Pope Francis Greets French Abuse Victims at Vatican

The people who met Pope Francis on Tuesday were victims of Brother Gabriel Girard, a member of the Montfort Brothers of St. Gabriel, who abused them in the 1960s and 1970s in France.

Pope Francis uses a cane to walk at his general audience on Nov. 29, 2023.
Pope Francis uses a cane to walk at his general audience on Nov. 29, 2023. (photo: Vatican Media)

Pope Francis met a group of abuse victims from France at his residence on Tuesday afternoon after assuring them in a written message of his commitment to eradicate abuse in the Church.

The greeting at the pope’s Santa Marta residence followed a meeting the group of 21 victims had with the Pontifical Commission for the Protection of Minors on the morning of Nov. 28.

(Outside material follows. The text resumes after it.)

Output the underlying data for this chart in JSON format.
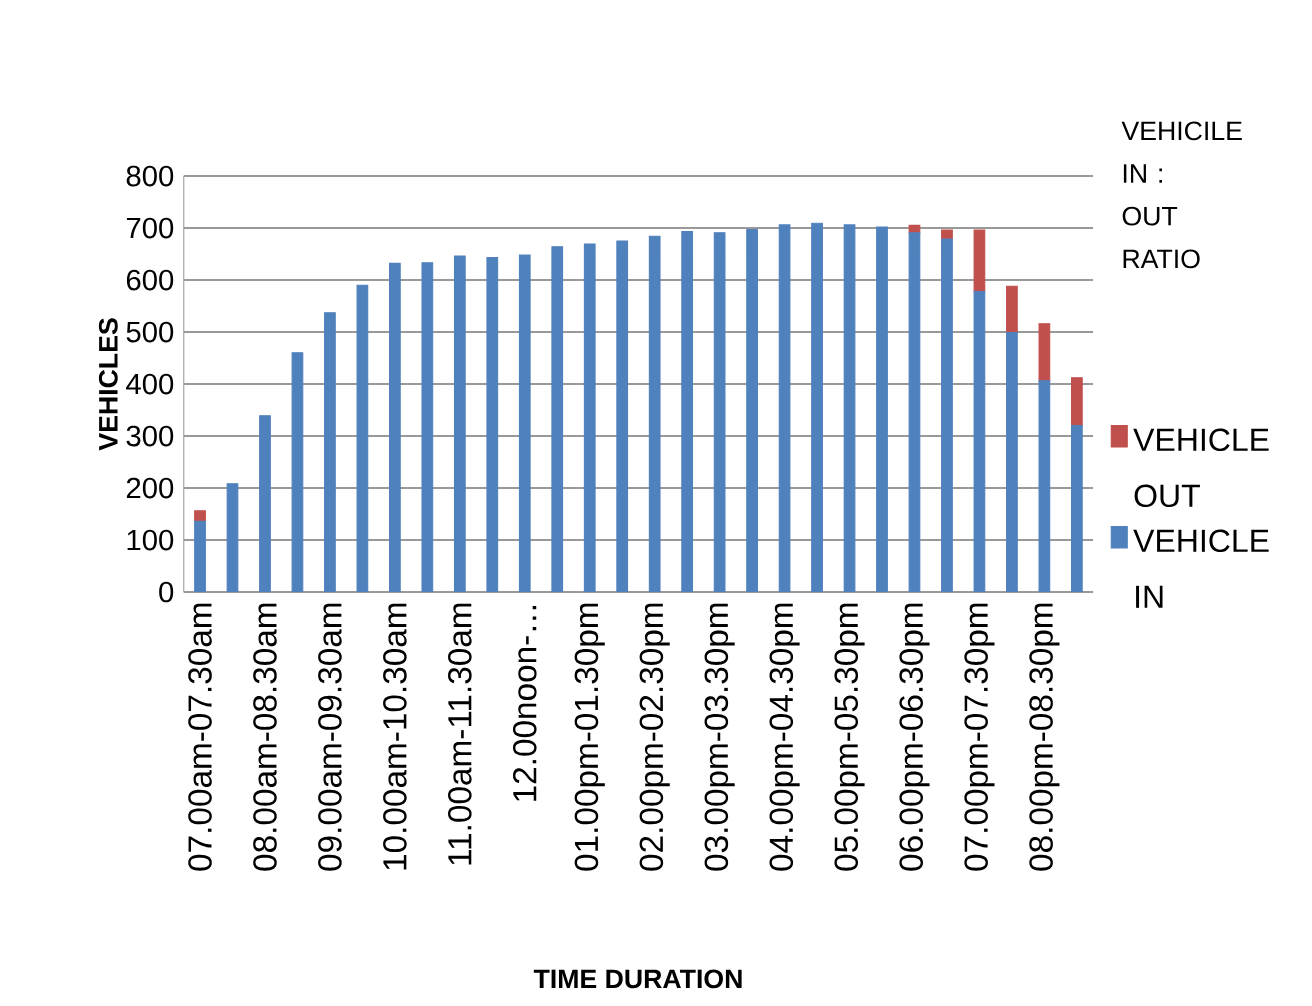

Francis had been scheduled to receive the group on Monday, but the appointment was canceled due to his ongoing illness, which the Vatican has said is “influenza and inflammation of the respiratory tract.”

The Vatican meetings were organized by the Commission for Recognition and Reparation, a group formed to support abuse victims following the release of the final report by the Independent Commission on Sexual Abuse in the Church in France in 2021.

The people who met Pope Francis on Tuesday were victims of Brother Gabriel Girard, a member of the Montfort Brothers of St. Gabriel, who abused them in the 1960s and 1970s in France.

In a written message delivered to the abuse victims on the morning of Nov. 28, Pope Francis said: “I speak to you today, not in person as I had hoped, but comforted by the fact that my words will be transmitted to you by the Pontifical Commission for the Protection of Minors.”

Pope Francis, who will turn 87 next month, was still having difficulty speaking during his weekly public audience on Wednesday morning.

The Pope said in his message to victims that he renewed “the nonnegotiable task of the Church for the realization and the verification of the policies of safeguarding and of the professional standards in the human formation of our clergy and our religious, as well as the research of safe environments in our schools.”

He thanked the group for their “courage and endurance” and assured them of his prayers.

Francis also recalled that the reason he instituted the Pontifical Commission for the Protection of Minors was to protect children and other vulnerable people from experiencing “the greatest evil in a place in which you — with your families — searched for that which is true and good. The subversion of the rights of a child through violence and abuse is a betrayal of our God-given humanity.”

“I asked the commission to listen to your words in my name and to collect your testimonies so that they can strengthen and inspire our common task to eradicate the abuses in our Church and in our communities. We can do it only together, all together, each person doing his part to break the silence of abuses,” he said.